Uma das vítimas é ex-funcionária do gabinete do magistrado. Ela relata ao menos oito ocasiões em que foi assediada por Buzzi. A outra é uma jovem de 18 anos, que acusou o magistrado de importuná-la sexualmente durante uma viagem a Balneário Camboriú (SC). A menina é filha de um casal de amigos de Buzzi.

O processo foi aberto depois da denúncia da jovem e levou ao afastamento do ministro em fevereiro. Ele segue fora das funções do tribunal desde então.

O julgamento desta quinta (6) é comandado pelo presidente do STJ, o ministro Herman Benjamin. Ao todo, 28 ministros vão votar — Buzzi não participa e uma cadeira do tribunal está vaga. É necessária maioria absoluta dos votos (16) para a condenação.

A expectativa é de condenação.
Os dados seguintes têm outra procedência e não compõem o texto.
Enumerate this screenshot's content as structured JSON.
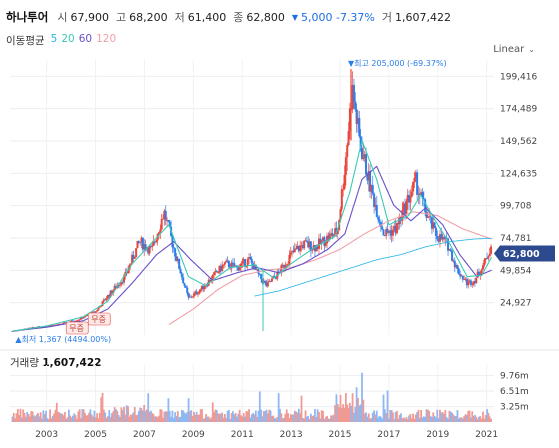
{
  "header": {
    "name": "하나투어",
    "open_label": "시",
    "open": "67,900",
    "high_label": "고",
    "high": "68,200",
    "low_label": "저",
    "low": "61,400",
    "close_label": "종",
    "close": "62,800",
    "change_icon": "triangle-down-icon",
    "change": "5,000 -7.37%",
    "volume_label": "거",
    "volume": "1,607,422"
  },
  "ma": {
    "title": "이동평균",
    "items": [
      {
        "label": "5",
        "color": "#22b5e6"
      },
      {
        "label": "20",
        "color": "#3cc9b4"
      },
      {
        "label": "60",
        "color": "#6a4fc9"
      },
      {
        "label": "120",
        "color": "#f0a0a8"
      }
    ]
  },
  "scale": {
    "label": "Linear",
    "icon": "chevron-down-icon"
  },
  "annotations": {
    "max_label": "▼최고 205,000 (-69.37%)",
    "min_label": "▲최저 1,367 (4494.00%)",
    "badge_left": "무증",
    "badge_right": "무증"
  },
  "current_price_tag": "62,800",
  "volume_panel": {
    "title": "거래량",
    "value": "1,607,422"
  },
  "chart_data": {
    "type": "candlestick",
    "price_axis_ticks": [
      "199,416",
      "174,489",
      "149,562",
      "124,635",
      "99,708",
      "74,781",
      "49,854",
      "24,927"
    ],
    "price_axis_values": [
      199416,
      174489,
      149562,
      124635,
      99708,
      74781,
      49854,
      24927
    ],
    "volume_axis_ticks": [
      "9.76m",
      "6.51m",
      "3.25m"
    ],
    "volume_axis_values": [
      9760000,
      6510000,
      3250000
    ],
    "x_ticks": [
      "2003",
      "2005",
      "2007",
      "2009",
      "2011",
      "2013",
      "2015",
      "2017",
      "2019",
      "2021"
    ],
    "x_range": [
      2001.5,
      2021.3
    ],
    "price_range": [
      0,
      212000
    ],
    "volume_range": [
      0,
      12000000
    ],
    "current_price": 62800,
    "max_price": 205000,
    "max_year": 2015.45,
    "min_price": 1367,
    "min_year": 2001.8,
    "colors": {
      "up": "#e8463c",
      "down": "#2b7de9",
      "ma5": "#22b5e6",
      "ma20": "#3cc9b4",
      "ma60": "#6a4fc9",
      "ma120": "#f0a0a8",
      "tag": "#2e4a8f"
    },
    "price_profile": [
      [
        2001.6,
        3000
      ],
      [
        2002.5,
        6000
      ],
      [
        2003.5,
        8000
      ],
      [
        2004.3,
        12000
      ],
      [
        2005.0,
        18000
      ],
      [
        2005.5,
        30000
      ],
      [
        2006.2,
        45000
      ],
      [
        2006.8,
        72000
      ],
      [
        2007.3,
        65000
      ],
      [
        2007.8,
        95000
      ],
      [
        2008.3,
        60000
      ],
      [
        2008.8,
        28000
      ],
      [
        2009.3,
        35000
      ],
      [
        2009.8,
        45000
      ],
      [
        2010.3,
        55000
      ],
      [
        2010.8,
        52000
      ],
      [
        2011.3,
        58000
      ],
      [
        2011.7,
        45000
      ],
      [
        2012.0,
        38000
      ],
      [
        2012.5,
        48000
      ],
      [
        2013.0,
        62000
      ],
      [
        2013.5,
        70000
      ],
      [
        2014.0,
        68000
      ],
      [
        2014.5,
        75000
      ],
      [
        2014.9,
        80000
      ],
      [
        2015.2,
        130000
      ],
      [
        2015.5,
        190000
      ],
      [
        2015.8,
        150000
      ],
      [
        2016.3,
        110000
      ],
      [
        2016.8,
        78000
      ],
      [
        2017.3,
        82000
      ],
      [
        2017.8,
        105000
      ],
      [
        2018.1,
        118000
      ],
      [
        2018.5,
        95000
      ],
      [
        2018.9,
        78000
      ],
      [
        2019.4,
        70000
      ],
      [
        2019.8,
        50000
      ],
      [
        2020.2,
        40000
      ],
      [
        2020.5,
        42000
      ],
      [
        2020.9,
        55000
      ],
      [
        2021.2,
        70000
      ]
    ],
    "ma_profiles": {
      "ma20": [
        [
          2001.6,
          3000
        ],
        [
          2003,
          7000
        ],
        [
          2004.5,
          14000
        ],
        [
          2005.5,
          26000
        ],
        [
          2006.5,
          55000
        ],
        [
          2007.5,
          75000
        ],
        [
          2008.0,
          85000
        ],
        [
          2008.8,
          45000
        ],
        [
          2009.5,
          38000
        ],
        [
          2010.5,
          52000
        ],
        [
          2011.5,
          54000
        ],
        [
          2012.3,
          44000
        ],
        [
          2013.0,
          55000
        ],
        [
          2014.0,
          68000
        ],
        [
          2014.8,
          76000
        ],
        [
          2015.4,
          110000
        ],
        [
          2015.9,
          150000
        ],
        [
          2016.5,
          120000
        ],
        [
          2017.0,
          85000
        ],
        [
          2017.8,
          92000
        ],
        [
          2018.3,
          108000
        ],
        [
          2018.9,
          88000
        ],
        [
          2019.5,
          70000
        ],
        [
          2020.2,
          45000
        ],
        [
          2020.8,
          46000
        ],
        [
          2021.2,
          60000
        ]
      ],
      "ma60": [
        [
          2001.6,
          3000
        ],
        [
          2003,
          6000
        ],
        [
          2004.5,
          11000
        ],
        [
          2005.5,
          20000
        ],
        [
          2006.5,
          40000
        ],
        [
          2007.5,
          62000
        ],
        [
          2008.2,
          72000
        ],
        [
          2008.9,
          58000
        ],
        [
          2009.8,
          42000
        ],
        [
          2010.8,
          48000
        ],
        [
          2011.6,
          52000
        ],
        [
          2012.5,
          48000
        ],
        [
          2013.5,
          55000
        ],
        [
          2014.5,
          66000
        ],
        [
          2015.2,
          78000
        ],
        [
          2015.9,
          120000
        ],
        [
          2016.5,
          130000
        ],
        [
          2017.2,
          100000
        ],
        [
          2017.9,
          88000
        ],
        [
          2018.5,
          98000
        ],
        [
          2019.2,
          85000
        ],
        [
          2019.9,
          62000
        ],
        [
          2020.6,
          45000
        ],
        [
          2021.2,
          50000
        ]
      ],
      "ma120": [
        [
          2008.0,
          8000
        ],
        [
          2009.0,
          20000
        ],
        [
          2010.0,
          35000
        ],
        [
          2011.0,
          46000
        ],
        [
          2012.0,
          50000
        ],
        [
          2013.0,
          52000
        ],
        [
          2014.0,
          58000
        ],
        [
          2015.0,
          66000
        ],
        [
          2016.0,
          78000
        ],
        [
          2017.0,
          88000
        ],
        [
          2018.0,
          95000
        ],
        [
          2019.0,
          92000
        ],
        [
          2020.0,
          82000
        ],
        [
          2021.2,
          74000
        ]
      ],
      "ma5": [
        [
          2011.5,
          30000
        ],
        [
          2012.5,
          34000
        ],
        [
          2013.5,
          40000
        ],
        [
          2014.5,
          46000
        ],
        [
          2015.5,
          52000
        ],
        [
          2016.5,
          58000
        ],
        [
          2017.5,
          62000
        ],
        [
          2018.5,
          68000
        ],
        [
          2019.5,
          72000
        ],
        [
          2020.5,
          74000
        ],
        [
          2021.2,
          74500
        ]
      ]
    }
  }
}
Se isso se confirmar, o ministro pode perder o cargo, conforme o novo entendimento do Supremo Tribunal Federal (STF), que extinguiu a aplicação da aposentadoria compulsória como pena máxima em processos administrativos. O Conselho Nacional de Justiça (CNJ) regulamentou a norma na terça (4).

Há a possibilidade, contudo, de o STJ aplicar a diretriz anterior e punir Buzzi com a aposentadoria, por considerar a abrangência da nova regra subjetiva e anterior ao processo. O magistrado poderá recorrer da eventual condenação. Isso faria o caso ir ao Supremo.

No STF, já corre um inquérito criminal contra o ministro do STJ. O caso está sob sigilo. O relator é o ministro Kassio Nunes Marques.

Buzzi nega ambas as acusações de assédio e importunação sexual. Chegou a apresentar um laudo de disfunção erétil para argumentar que não teria condições físicas para praticar os crimes.